Challenge gender norms
- Modern Muse is striving to eradicate the gender pay gap by empowering girls to lead in the world’s top industries. The charity building a network of Youth Ambassadors in secondary schools The website connects girls to hundreds of women (Muses) working in a variety of careers, who support the girls to develop leadership skills.
- PWC Tech We Can lesson plans - these resources can be used for boys and girls, but focus on inspiring more females to enter technology careers.
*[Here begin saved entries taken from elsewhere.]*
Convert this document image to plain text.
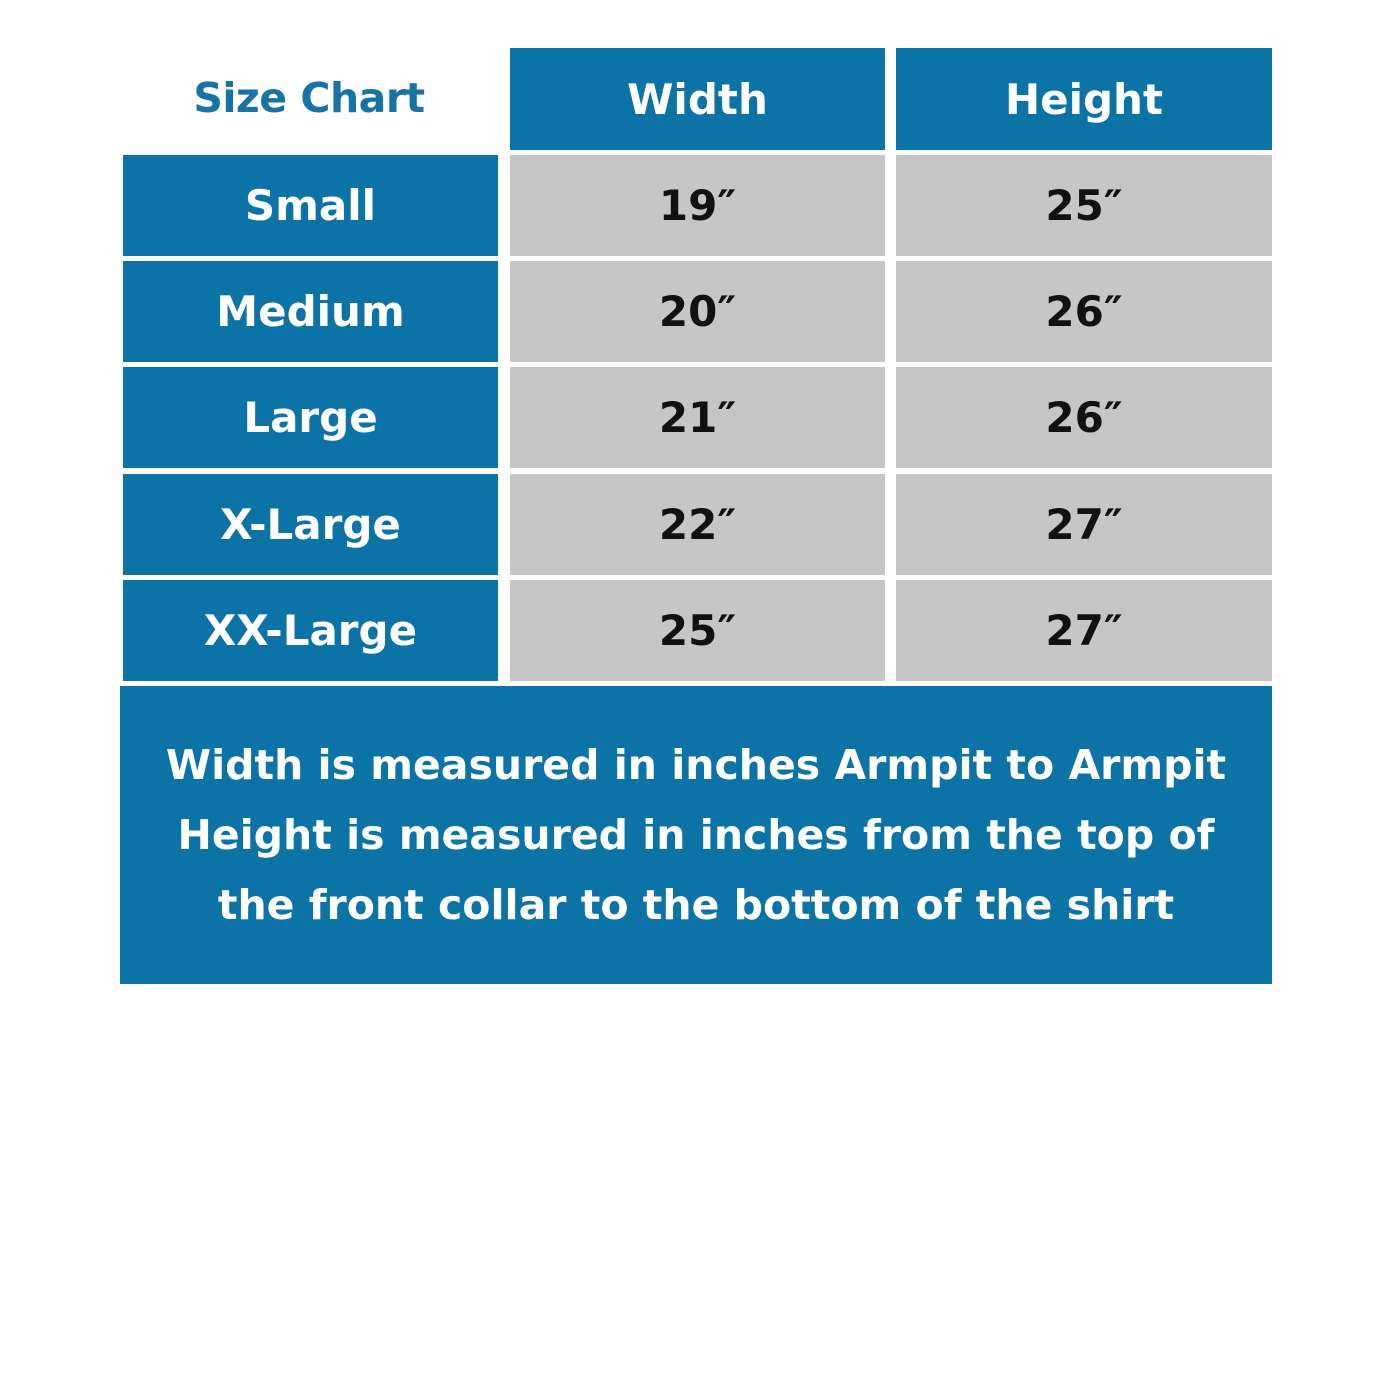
Size Chart	Width	Height
Small	19″	25″
Medium	20″	26″
Large	21″	26″
X-Large	22″	27″
XX-Large	25″	27″
Width is measured in inches Armpit to Armpit
Height is measured in inches from the top of
the front collar to the bottom of the shirt
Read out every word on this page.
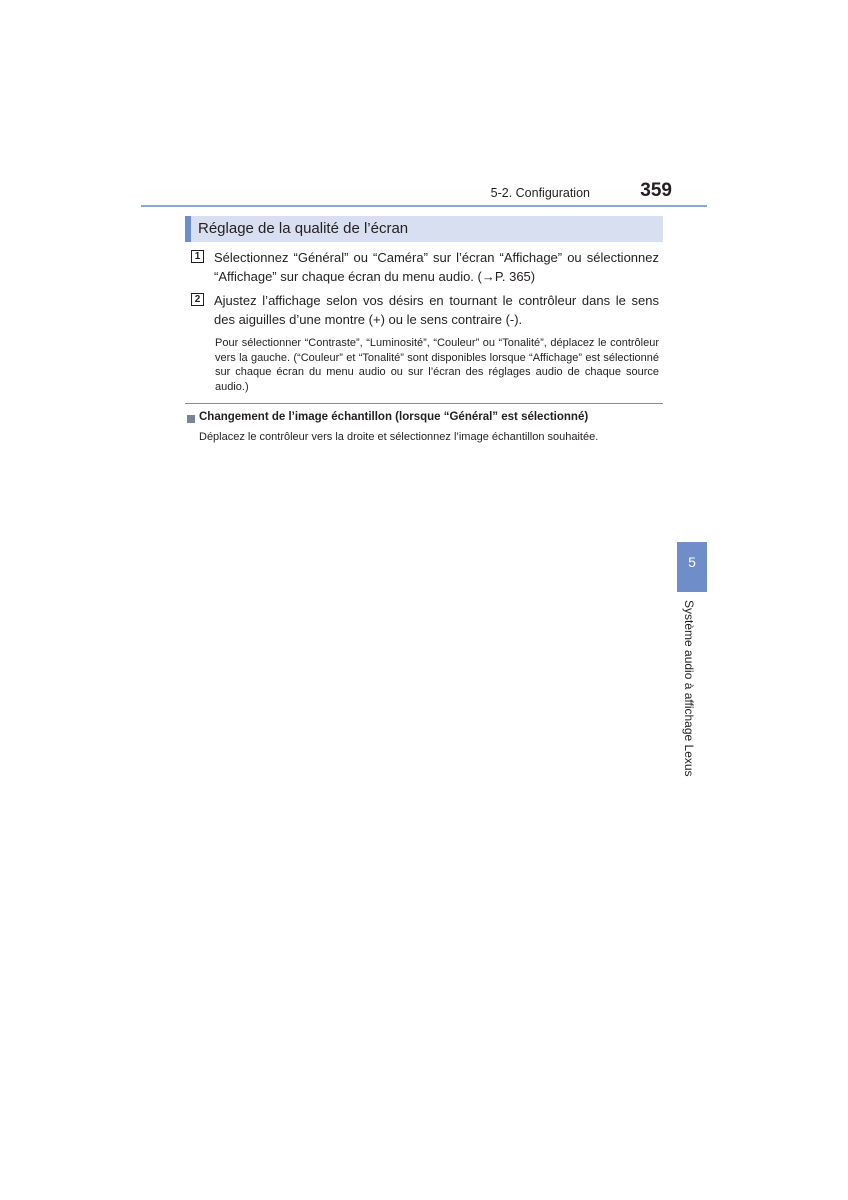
5-2. Configuration	359
Réglage de la qualité de l’écran
1 Sélectionnez “Général” ou “Caméra” sur l’écran “Affichage” ou sélectionnez “Affichage” sur chaque écran du menu audio. (→P. 365)
2 Ajustez l’affichage selon vos désirs en tournant le contrôleur dans le sens des aiguilles d’une montre (+) ou le sens contraire (-).
Pour sélectionner “Contraste”, “Luminosité”, “Couleur” ou “Tonalité”, déplacez le contrôleur vers la gauche. (“Couleur” et “Tonalité” sont disponibles lorsque “Affichage” est sélectionné sur chaque écran du menu audio ou sur l’écran des réglages audio de chaque source audio.)
Changement de l’image échantillon (lorsque “Général” est sélectionné)
Déplacez le contrôleur vers la droite et sélectionnez l’image échantillon souhaitée.
5
Système audio à affichage Lexus
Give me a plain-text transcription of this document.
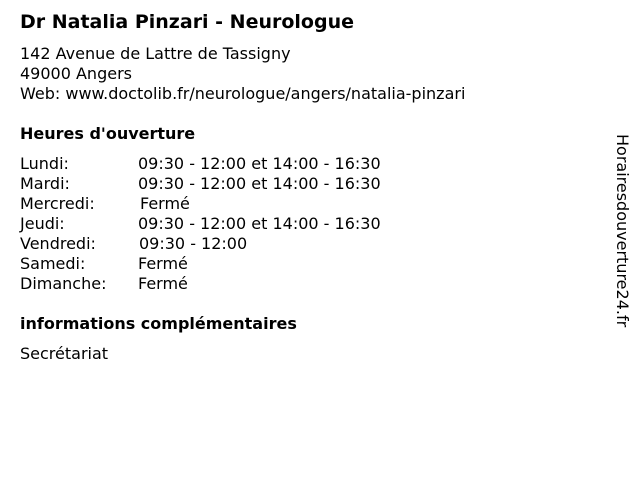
Dr Natalia Pinzari - Neurologue
142 Avenue de Lattre de Tassigny
49000 Angers
Web: www.doctolib.fr/neurologue/angers/natalia-pinzari
Heures d'ouverture
Lundi:	09:30 - 12:00 et 14:00 - 16:30
Mardi:	09:30 - 12:00 et 14:00 - 16:30
Mercredi:	Fermé
Jeudi:	09:30 - 12:00 et 14:00 - 16:30
Vendredi:	09:30 - 12:00
Samedi:	Fermé
Dimanche: Fermé
informations complémentaires
Secrétariat
Horairesdouverture24.fr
- Girls Who Code Clubs are free programmes designed to get girls aged 11-18 excited about computer science. In Clubs, girls engage in fun and engaging online coding tutorials, build community through interactive activities, learn about inspiring role models in tech, and work together to design solutions to real-world problems facing their communities. Clubs are designed to be run by anyone, regardless of experience with computer science. The club overview flyer includes all programme details
Support all young people with SEND
The Gatsby Foundation, Talentino and The Careers and Enterprise Company have produced Perspectives from the Special Educational Needs and Disabilities Sector
Lesson plans and resources to teach employability skillls to students with SEND
- Support young people to identify their skills with Sacu Student
- An overview of aspects of CEIAG for SEND pupils, and related links can be found here
- A set of 11 lesson plans specifically designed by Talentino to use with young people with additional needs
- A guide to work experience that gives advice to schools, families and employers
- You will find lots of case studies and top tips for schools and employers in this complete guide as well as lots of help on fulfilling the Gatsby Benchmarks here
- A guide to Supported Internships which employers can use as a step by step guide from an employer who has made a big difference to young people’s lives
- The Education and Training Foundation has created a large number of SEND resources
- A series of easy read guides for people with learning difficulties to help them find employment
Track students' destinations
- While students are still at school:
- Use SIMS or equivalent MI system to track your learners
- Use Tracker - The Careers and Enterprise Company's careers dashboard - to record students' participation in careers activities
- Record the results of students' formal conversations about careers - for example, in a ‘what's next?’ form, a careers action plan, or a written a summary of their 1-2-1 with a careers guidance professional
- Use an e-portfolio to record information about their activities and learning. Some of the products available are: Grofar, Start, Kloodle
- Identify students aged 16 to 17 who are likely to be at risk of becoming NEET so that you can support them with the help of YES (Eastbourne office 01323 410803, Hastings office 01424 722045).
- Once students have left school:
- Follow up with those at risk of being NEET in liaison with YES
- Speak to colleges and training providers to establish which school leavers are on college courses or in pre and post 16 training options
- Use social media and alumni networks to try and fill any gaps in information.